Wit and pathos – The Half-Child by Angela Savage

I haven’t read any Angela Savage books before. Had I known  The Half-Child was part of a series, I’d have opted to start with the first book, rather than join the adventures of Jayne Keeney, private detective, after they’d begun. Right from the start, however, I enjoyed the Thai setting of this novel and was intrigued by the mystery Savage presents. As I read on, I discovered more and more to like.

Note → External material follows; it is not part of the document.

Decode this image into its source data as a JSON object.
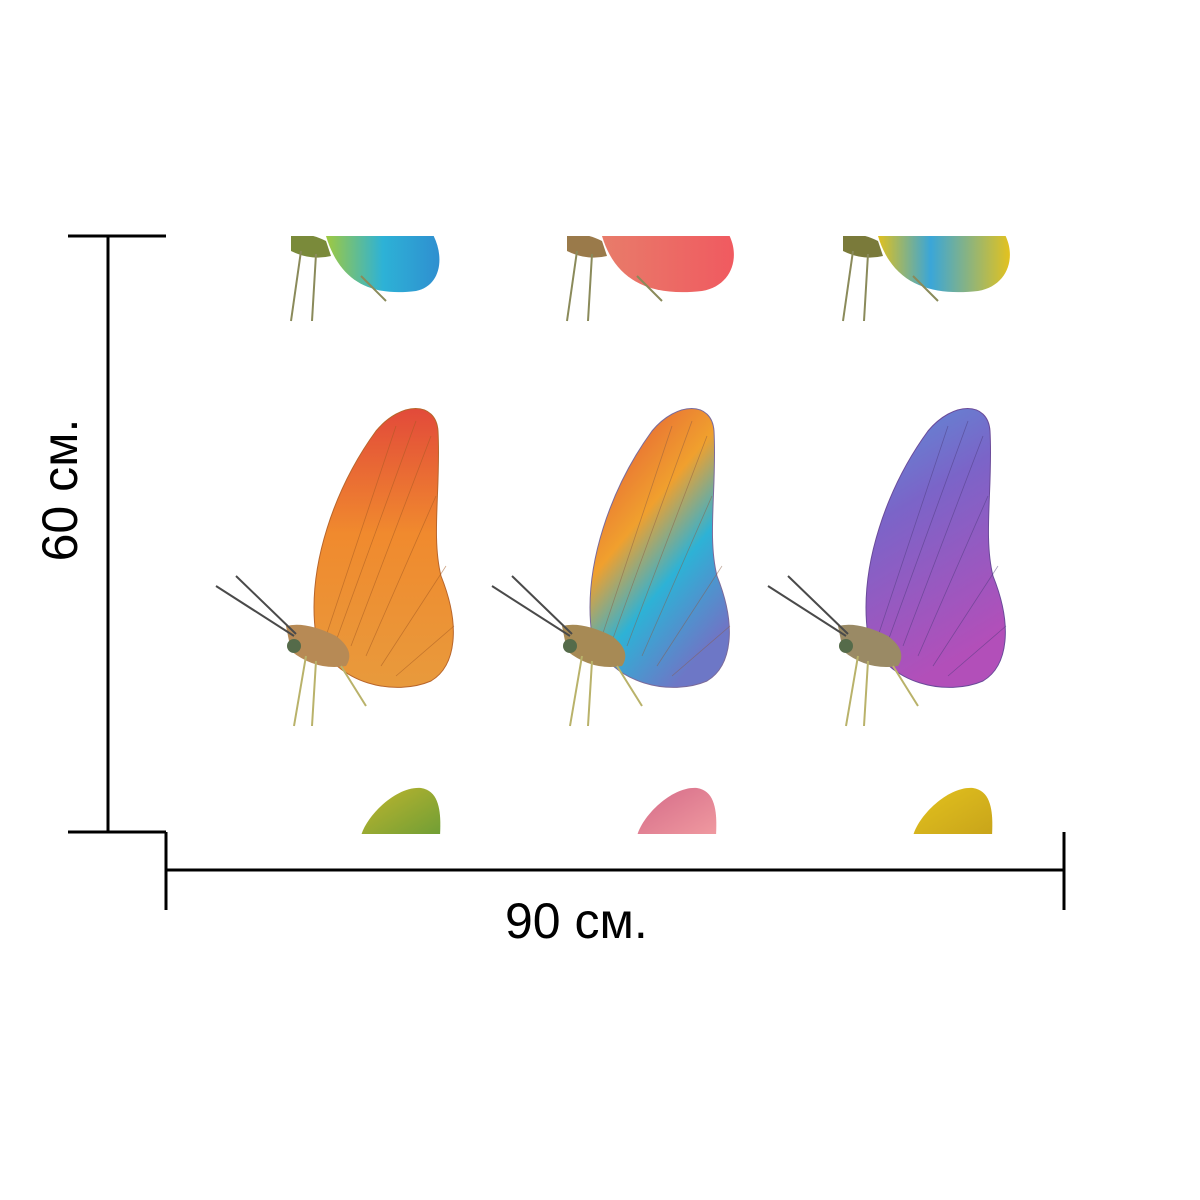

Although I’ve been a fan of both conspiracy stories and detective stories for light reading, I can usually take or leave ones with the degree of humour I found in Savage’s story. Alexander McCall Smith’s The Number One Ladies Detective Agency Volume 6 has never appealed to me to pick up and read, even though I enjoyed hearing excerpts on the radio. And while I enjoyed the ABC’s Phryne Fisher detective series, I haven’t raced out to read Kerry Greenwood’s witty Aussie historical detective novels, either. As I read The Half-Child, however, I warmed to its humour, especially as it plays out in Savage’s depiction of the protagonist Jayne’s relationship with her Indian offsider, Rajiv.

While Savage’s insights into the seedier side of touristic Thailand give rise to indulgent laughter, there is also a fair degree of pathos in the tragic plight of some of the sex workers. Flashes of political comment and insights in regard to inter-race relations, inter-country adoptions and the attitude of Australians to Asian immigrants in the 1990s are also woven through the narrative. The story held my interest till the end, the twists, as well as the characters and their relationships, avoiding cliche.

I’d recommend this book to readers who enjoy tom-boy Aussie female ‘anti-hero’ protagonists, quirky humour and exotic settings, and who don’t mind their detective stories giving them something more to think about than your average mystery.

Note: This review appeared first in a modified version on GoodReads earlier this year. It fulfilled part of my AWW challenge and is Book 5 for my Aussie Authors Challenge.